Jangan anggap enteng hoax. Pengaruh buruk hoax amat dahsyat. Jangan berpikir menebar hoax lewat media sosial seperti bermain game.
Dalam permainan game kita menyerang lawan dan itu sama sekali tak ada pengaruhnya terhadap lawan karena sang lawan tidak ada di dunia nyata. Bermain hoax lewat media sosial jelas punya pengaruh besar terhadap yang diserang karena yang diserang tersebut ada dalam dunia nyata.
Bukan cuma menghancurkan mereka yang diserang, hoax, seperti kata imam besar Masjid Istiqlal Nasaruddin Umar, bahkan bisa memorakporandakan negara. Oleh karena itu, berhentilah bermain-main dengan hoax. Berhentilah mengkhianati intelektualitas dan akal sehat Anda.
Kita semua mesti bergerak melawan hoax.
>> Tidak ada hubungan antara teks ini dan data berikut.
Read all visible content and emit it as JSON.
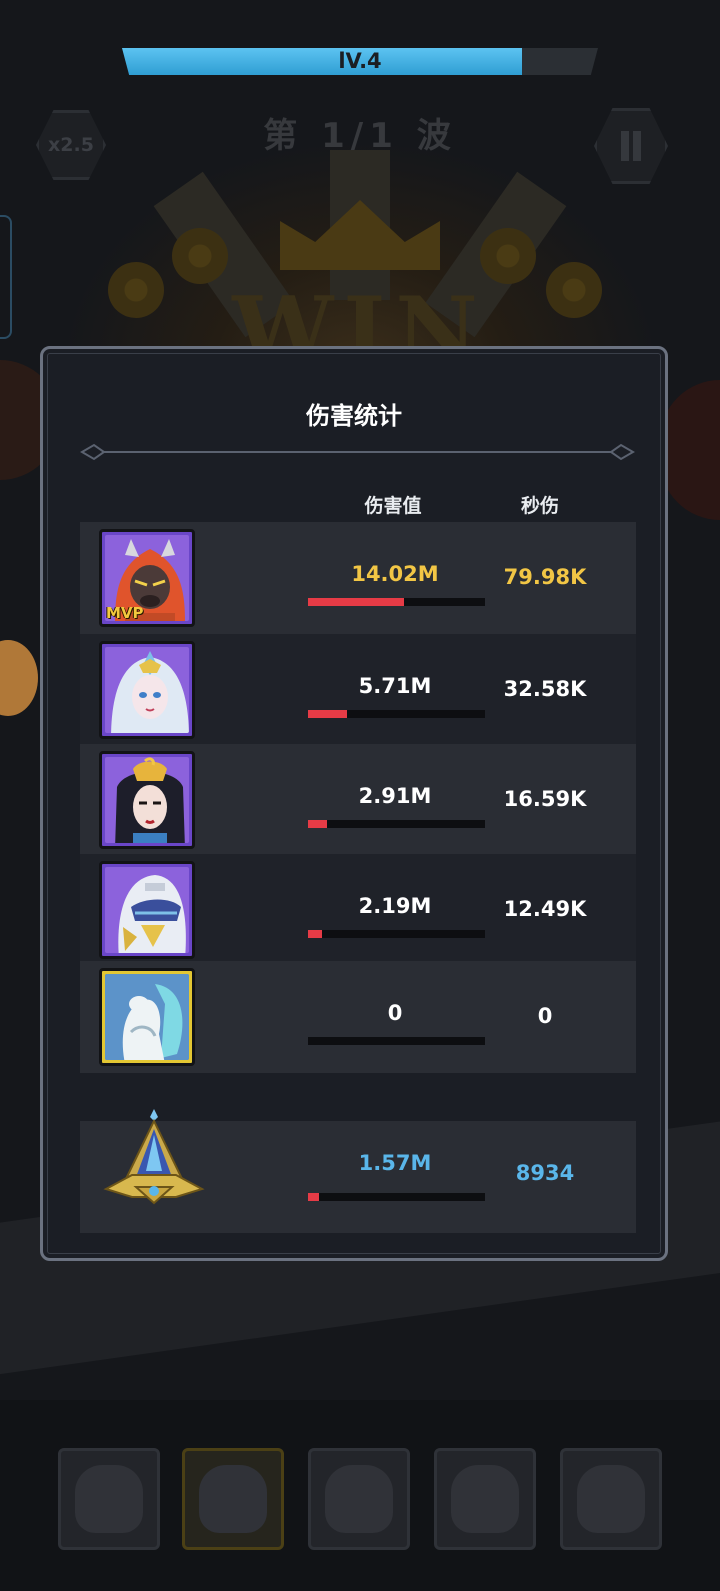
{
  "hud": {
    "level_label": "lV.4",
    "level_progress": 0.84,
    "speed_label": "x2.5",
    "wave_label": "第 1/1 波"
  },
  "background": {
    "result_text": "WIN"
  },
  "panel": {
    "title": "伤害统计",
    "col_damage": "伤害值",
    "col_dps": "秒伤",
    "rows": [
      {
        "damage": "14.02M",
        "dps": "79.98K",
        "share": 0.54,
        "mvp": "MVP",
        "portrait": "lion-warrior",
        "frame": "purple",
        "highlight": "gold"
      },
      {
        "damage": "5.71M",
        "dps": "32.58K",
        "share": 0.22,
        "portrait": "ice-queen",
        "frame": "purple",
        "highlight": "white"
      },
      {
        "damage": "2.91M",
        "dps": "16.59K",
        "share": 0.11,
        "portrait": "pharaoh-lady",
        "frame": "purple",
        "highlight": "white"
      },
      {
        "damage": "2.19M",
        "dps": "12.49K",
        "share": 0.08,
        "portrait": "silver-knight",
        "frame": "purple",
        "highlight": "white"
      },
      {
        "damage": "0",
        "dps": "0",
        "share": 0.0,
        "portrait": "spirit-creature",
        "frame": "gold",
        "highlight": "white"
      }
    ],
    "artifact": {
      "damage": "1.57M",
      "dps": "8934",
      "share": 0.06,
      "icon": "crystal-pyramid-icon",
      "highlight": "blue"
    }
  },
  "colors": {
    "accent_gold": "#f2c645",
    "accent_blue": "#5ab6ea",
    "bar_red": "#e63b46",
    "level_blue": "#3aa9df",
    "frame_purple": "#6a46c8",
    "frame_gold": "#e3c733"
  }
}
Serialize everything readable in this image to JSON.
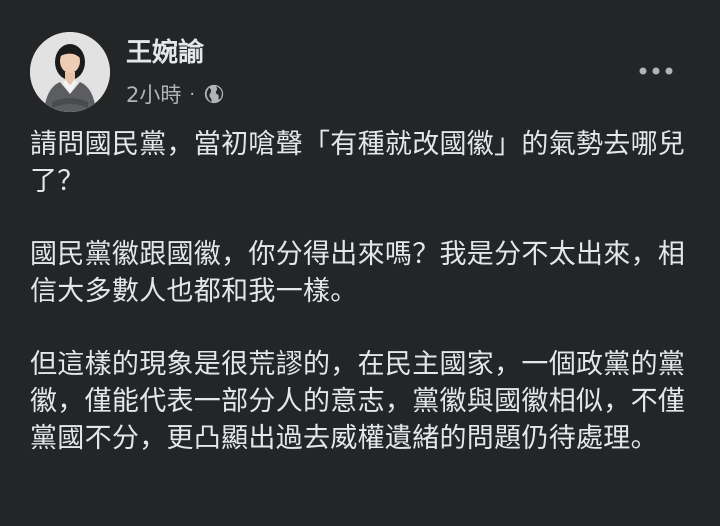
{
  "post": {
    "author_name": "王婉諭",
    "timestamp": "2小時",
    "separator": "·",
    "privacy_icon": "globe-icon",
    "more_icon": "more-options-icon",
    "paragraphs": [
      "請問國民黨，當初嗆聲「有種就改國徽」的氣勢去哪兒了？",
      "國民黨徽跟國徽，你分得出來嗎？我是分不太出來，相信大多數人也都和我一樣。",
      "但這樣的現象是很荒謬的，在民主國家，一個政黨的黨徽，僅能代表一部分人的意志，黨徽與國徽相似，不僅黨國不分，更凸顯出過去威權遺緒的問題仍待處理。"
    ]
  },
  "colors": {
    "background": "#242526",
    "primary_text": "#e4e6eb",
    "secondary_text": "#b0b3b8"
  }
}
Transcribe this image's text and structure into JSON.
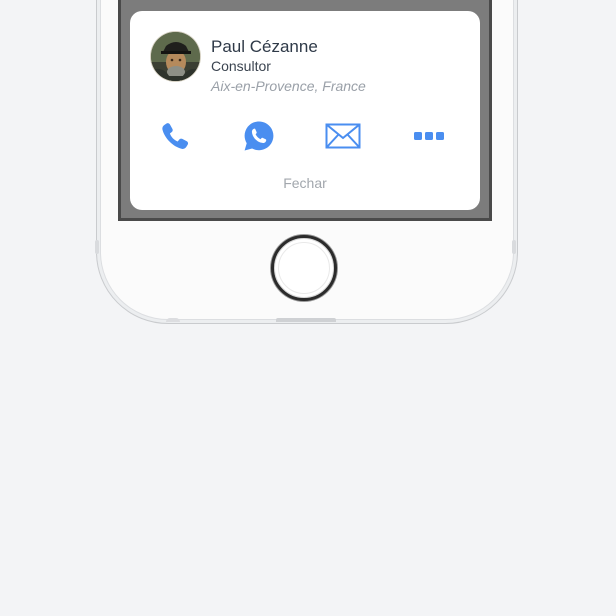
{
  "contact": {
    "name": "Paul Cézanne",
    "role": "Consultor",
    "location": "Aix-en-Provence, France",
    "avatar_icon": "portrait-avatar"
  },
  "actions": [
    {
      "name": "call",
      "icon": "phone-icon"
    },
    {
      "name": "whatsapp",
      "icon": "whatsapp-icon"
    },
    {
      "name": "email",
      "icon": "mail-icon"
    },
    {
      "name": "more",
      "icon": "more-dots-icon"
    }
  ],
  "close_label": "Fechar",
  "colors": {
    "accent": "#4a8ef0",
    "background": "#f3f4f6",
    "card": "#ffffff",
    "screen_dim": "#7c7c7c"
  }
}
Kita mengapresiasi gerakan melawan hoax yang dideklarasikan di sejumlah kota kemarin. Kita berharap gerakan ini makin membesar, menjalar ke seluruh negeri.
Gerakan anti-hoax itu juga disertai gerakan literasi media sosial. Ini penting agar rakyat melek media sosial, tidak menelan bulat informasi palsu, apalagi menyebarkannya.
Literasi media tampaknya harus diberikan dulu kepada kaum terpelajar. Sungguh ironis. Kaum terpelajar semestinya mengajarkan literasi media kepada kalangan awam. Namun, justru kaum terpelajar yang mesti lebih dulu dididik dengan literasi media.
Kita juga mendukung negara yang menerapkan rule of law terhadap media sosial penebar hoax dan para pembuatnya. Kita meminta negara jangan ragu menegakkan hukum terhadap perbuatan membuat dan menyebarkan informasi palsu.
Dengan begitu, negara menegaskan bahwa Indonesia tak punya tempat bagi berita palsu dan para pemalsu berita. Terhadap berita palsu dan para pemalsunya, hanya ada satu kata, lawan!